Now that the battle was over, exhaustion threatened to overcome her. Exhaustion, and misery. After hours, the kuoptu which had flooded her mantle faded, replaced by brown grief. The same color, she noted dully, dappled the mantles of all the warriors within eyesight. The Kiktu had inflicted a terrible defeat upon the Utuku in the clearing. But they knew that, even at that moment, their tribe was being butchered and enslaved on the plain to the south.

Guo was so tired that she did not even wonder where she was going. At first, her vague supposition was that Kopporu was leading them to the east, to a part of the swamp from which they could issue forth in a hopeless attempt to rescue the tribe's mothers.
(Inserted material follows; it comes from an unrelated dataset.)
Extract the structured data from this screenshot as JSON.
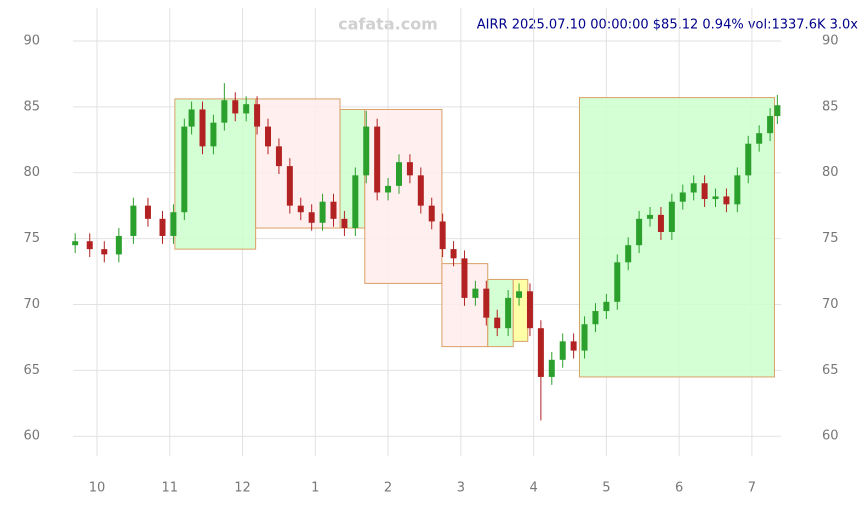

She held that thought for some time. It was difficult to determine direction in the gloom beneath the overhanging cycads. And there were more than enough dangers in the swamp to keep her mind concentrated on the few goa ahead of her. Patches of bottomless mud; clumps of dangerous-looking plants, their purple spines glistening with what might well be poison; predators-small predators, for the large ones had fled the sound of battle-but even the small predators of the swamp could be deadly: she saw the bodies of several gana, and one warrior, covered with venomous slugs and snails.